Commuters, we know, are a very hard-to-reach demographic group. They’re upmarket (71% ABC1) and they’ve got high levels of disposable income (the average individual income in the KBH region is £19.7k while the average individual income of the KBH commuter is £26k). However, they don’t tend to browse opt-in commuter media – incredibly, 59% of commuters have not read the Metro or the Evening Standard in the last 12 months. So arguably it can only be media that doesn’t require active opting-in – which is one of out-of-home’s, and traincards’, strengths – that can get the message across to this group.
In 2013 we’ve carried out two detailed research projects into on-train commuter behaviour, their engagement with advertising and their propensity to embrace opportunities for distraction. This has unveiled a particular demographic group, which we’ve called the ‘in-touch train traveller’.
The increasing rise of this personality type has opened up a new wave of potential for the on-train advertiser. Of those consumers who have responded to an on-train ad, 45% have done so while still on the train2. 92% of in-touch train travellers use a smartphone on the train2, and it is smartphones that have enabled instant request fulfilment – whether it’s a purchase prompt or a route to find out more information – which, coupled with an average 50-minute commute time in the KBH region2, provides a valuable environment for advertisers to hook in – engage – consumer commuters and encourage them to open a meaningful dialogue.
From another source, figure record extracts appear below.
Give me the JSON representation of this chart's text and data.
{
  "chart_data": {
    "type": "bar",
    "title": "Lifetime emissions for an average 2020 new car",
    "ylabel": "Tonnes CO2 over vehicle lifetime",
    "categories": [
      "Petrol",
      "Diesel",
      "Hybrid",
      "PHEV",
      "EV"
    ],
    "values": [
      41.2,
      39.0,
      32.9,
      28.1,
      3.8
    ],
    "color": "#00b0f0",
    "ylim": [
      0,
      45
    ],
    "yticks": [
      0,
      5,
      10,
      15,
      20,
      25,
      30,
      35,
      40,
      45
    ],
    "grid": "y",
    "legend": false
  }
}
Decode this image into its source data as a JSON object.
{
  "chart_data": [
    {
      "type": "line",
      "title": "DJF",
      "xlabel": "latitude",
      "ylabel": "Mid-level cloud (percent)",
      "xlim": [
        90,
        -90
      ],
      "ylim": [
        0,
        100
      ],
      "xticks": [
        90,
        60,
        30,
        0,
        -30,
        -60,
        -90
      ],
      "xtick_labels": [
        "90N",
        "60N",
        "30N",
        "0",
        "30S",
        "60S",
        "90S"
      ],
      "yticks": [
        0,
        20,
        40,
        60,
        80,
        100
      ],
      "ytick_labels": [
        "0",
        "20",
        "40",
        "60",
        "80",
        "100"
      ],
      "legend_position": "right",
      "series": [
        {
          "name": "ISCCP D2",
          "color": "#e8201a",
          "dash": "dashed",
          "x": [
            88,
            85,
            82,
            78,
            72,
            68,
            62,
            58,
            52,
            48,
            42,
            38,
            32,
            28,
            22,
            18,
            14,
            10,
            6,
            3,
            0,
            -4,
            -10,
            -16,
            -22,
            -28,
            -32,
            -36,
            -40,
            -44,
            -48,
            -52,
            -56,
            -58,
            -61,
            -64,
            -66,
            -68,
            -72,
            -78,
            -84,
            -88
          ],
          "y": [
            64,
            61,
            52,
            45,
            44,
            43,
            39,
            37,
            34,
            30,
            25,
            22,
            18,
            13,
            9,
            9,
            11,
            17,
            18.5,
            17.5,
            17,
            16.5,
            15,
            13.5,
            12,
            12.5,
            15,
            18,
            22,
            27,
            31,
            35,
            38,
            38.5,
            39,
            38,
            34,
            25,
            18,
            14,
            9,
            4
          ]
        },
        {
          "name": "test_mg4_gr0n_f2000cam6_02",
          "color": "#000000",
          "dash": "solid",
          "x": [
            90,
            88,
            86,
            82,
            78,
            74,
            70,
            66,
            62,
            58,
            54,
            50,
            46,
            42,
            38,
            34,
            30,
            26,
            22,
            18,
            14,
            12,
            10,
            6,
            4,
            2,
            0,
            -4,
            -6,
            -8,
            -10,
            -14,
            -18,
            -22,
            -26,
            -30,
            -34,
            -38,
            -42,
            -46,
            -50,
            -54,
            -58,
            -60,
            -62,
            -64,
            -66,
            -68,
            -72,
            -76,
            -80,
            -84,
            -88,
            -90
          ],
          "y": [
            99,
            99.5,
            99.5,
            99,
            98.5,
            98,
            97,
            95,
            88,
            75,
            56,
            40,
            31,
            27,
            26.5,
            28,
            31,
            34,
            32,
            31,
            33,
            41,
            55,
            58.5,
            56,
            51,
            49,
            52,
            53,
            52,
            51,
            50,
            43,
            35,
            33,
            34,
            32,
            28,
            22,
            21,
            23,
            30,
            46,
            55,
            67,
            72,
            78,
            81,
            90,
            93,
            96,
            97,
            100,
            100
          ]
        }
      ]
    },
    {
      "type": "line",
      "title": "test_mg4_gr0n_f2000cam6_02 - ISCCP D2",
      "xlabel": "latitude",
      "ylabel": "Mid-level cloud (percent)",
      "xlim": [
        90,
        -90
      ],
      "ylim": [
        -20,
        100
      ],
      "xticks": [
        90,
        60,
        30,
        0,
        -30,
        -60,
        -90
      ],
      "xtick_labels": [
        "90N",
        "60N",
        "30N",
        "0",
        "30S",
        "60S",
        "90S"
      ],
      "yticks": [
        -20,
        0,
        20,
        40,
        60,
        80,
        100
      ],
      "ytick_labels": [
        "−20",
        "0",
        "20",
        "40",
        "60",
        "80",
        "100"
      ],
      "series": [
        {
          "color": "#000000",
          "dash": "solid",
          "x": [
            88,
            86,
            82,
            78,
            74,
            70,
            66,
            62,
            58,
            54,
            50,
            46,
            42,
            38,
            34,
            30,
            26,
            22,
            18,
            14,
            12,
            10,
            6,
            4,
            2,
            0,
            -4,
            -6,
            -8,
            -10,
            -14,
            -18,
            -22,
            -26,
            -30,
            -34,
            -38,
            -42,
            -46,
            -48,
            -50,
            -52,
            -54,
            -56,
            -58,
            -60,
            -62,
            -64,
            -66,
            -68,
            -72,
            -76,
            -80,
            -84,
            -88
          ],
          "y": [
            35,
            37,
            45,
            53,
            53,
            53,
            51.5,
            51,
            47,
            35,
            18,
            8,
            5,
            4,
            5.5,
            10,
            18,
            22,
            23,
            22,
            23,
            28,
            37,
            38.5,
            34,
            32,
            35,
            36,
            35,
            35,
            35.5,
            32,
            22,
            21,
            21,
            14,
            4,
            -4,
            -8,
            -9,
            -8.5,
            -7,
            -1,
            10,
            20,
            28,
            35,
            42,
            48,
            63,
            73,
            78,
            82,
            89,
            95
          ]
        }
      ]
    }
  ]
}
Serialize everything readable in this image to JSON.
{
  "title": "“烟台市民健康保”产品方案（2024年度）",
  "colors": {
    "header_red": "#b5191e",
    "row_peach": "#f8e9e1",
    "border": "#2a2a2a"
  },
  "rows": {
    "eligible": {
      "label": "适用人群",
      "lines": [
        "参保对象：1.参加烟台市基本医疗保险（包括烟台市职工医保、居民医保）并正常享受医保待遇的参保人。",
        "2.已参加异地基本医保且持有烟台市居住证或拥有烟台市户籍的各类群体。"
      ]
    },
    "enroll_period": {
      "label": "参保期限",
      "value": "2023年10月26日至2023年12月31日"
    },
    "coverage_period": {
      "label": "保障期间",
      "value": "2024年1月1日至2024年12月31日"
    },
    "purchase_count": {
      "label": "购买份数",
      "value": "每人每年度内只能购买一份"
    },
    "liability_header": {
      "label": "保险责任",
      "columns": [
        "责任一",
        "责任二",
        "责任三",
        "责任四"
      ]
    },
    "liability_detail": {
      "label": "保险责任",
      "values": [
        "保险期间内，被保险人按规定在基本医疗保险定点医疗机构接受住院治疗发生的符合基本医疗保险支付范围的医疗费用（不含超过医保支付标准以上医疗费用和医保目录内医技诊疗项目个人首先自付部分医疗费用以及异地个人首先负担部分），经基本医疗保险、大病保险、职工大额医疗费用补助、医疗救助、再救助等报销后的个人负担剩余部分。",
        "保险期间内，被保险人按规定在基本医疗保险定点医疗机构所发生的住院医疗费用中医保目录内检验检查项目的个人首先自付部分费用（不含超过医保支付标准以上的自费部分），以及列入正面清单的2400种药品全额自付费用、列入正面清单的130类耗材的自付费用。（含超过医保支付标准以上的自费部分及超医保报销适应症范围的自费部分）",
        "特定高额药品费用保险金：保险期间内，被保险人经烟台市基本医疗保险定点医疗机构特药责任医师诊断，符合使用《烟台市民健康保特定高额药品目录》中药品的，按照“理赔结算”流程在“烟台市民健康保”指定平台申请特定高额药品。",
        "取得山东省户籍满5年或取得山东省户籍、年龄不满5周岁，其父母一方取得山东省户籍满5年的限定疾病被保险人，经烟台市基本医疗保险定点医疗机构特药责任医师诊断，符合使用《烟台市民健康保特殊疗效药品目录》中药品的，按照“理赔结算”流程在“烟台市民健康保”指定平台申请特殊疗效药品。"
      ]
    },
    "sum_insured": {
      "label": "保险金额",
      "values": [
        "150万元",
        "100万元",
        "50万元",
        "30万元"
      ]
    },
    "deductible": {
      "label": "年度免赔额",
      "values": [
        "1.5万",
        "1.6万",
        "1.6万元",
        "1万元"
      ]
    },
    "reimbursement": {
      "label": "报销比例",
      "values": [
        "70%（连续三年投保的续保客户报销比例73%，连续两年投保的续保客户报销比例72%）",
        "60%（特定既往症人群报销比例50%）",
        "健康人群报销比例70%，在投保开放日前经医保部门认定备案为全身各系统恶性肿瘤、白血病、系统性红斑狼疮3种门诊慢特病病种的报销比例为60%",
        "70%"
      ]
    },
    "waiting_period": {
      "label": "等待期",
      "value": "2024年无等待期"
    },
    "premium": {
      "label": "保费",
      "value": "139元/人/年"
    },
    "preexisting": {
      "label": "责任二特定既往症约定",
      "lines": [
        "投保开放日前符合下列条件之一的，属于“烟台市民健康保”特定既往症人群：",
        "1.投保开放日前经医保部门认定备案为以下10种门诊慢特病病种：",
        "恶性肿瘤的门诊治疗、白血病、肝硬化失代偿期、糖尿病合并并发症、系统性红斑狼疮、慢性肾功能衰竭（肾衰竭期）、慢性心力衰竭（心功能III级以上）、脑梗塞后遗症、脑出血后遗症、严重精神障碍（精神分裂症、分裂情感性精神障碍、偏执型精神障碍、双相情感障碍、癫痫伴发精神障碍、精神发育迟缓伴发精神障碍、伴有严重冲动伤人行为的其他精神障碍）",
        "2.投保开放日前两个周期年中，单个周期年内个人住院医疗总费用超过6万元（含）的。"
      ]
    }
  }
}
There was an interesting article on ‘commuter commerce’ in the Evening Standard. Within it, Hugh Boyle from Geometry Global talks about the way that media owners and advertisers may respond to the trend of ‘third space’ shopping – neither at home nor in the office. It talks about “the prospect of pop-up shops and eCommerce lockers”.
At KBH we have just launched what we believe is the first such direct line to purchase, KBH Engage. These on-train touch-points, enabling NFC, QR code or SMS interaction with specified on-train ads, directly target our in-touch train travellers. They generate a straightforward connection between advertiser and consumer, and can lead to a whole world of further interaction – from direct routes to purchase to exclusive content to vouchers providing a tangible reward for engagement. With commuters keen to clean up their admin during their daily commute, we believe KBH Engage is the right service at the right time in the right environment for all involved in the equation.
Ian Reynolds is Managing Director of KBH On-Train Media.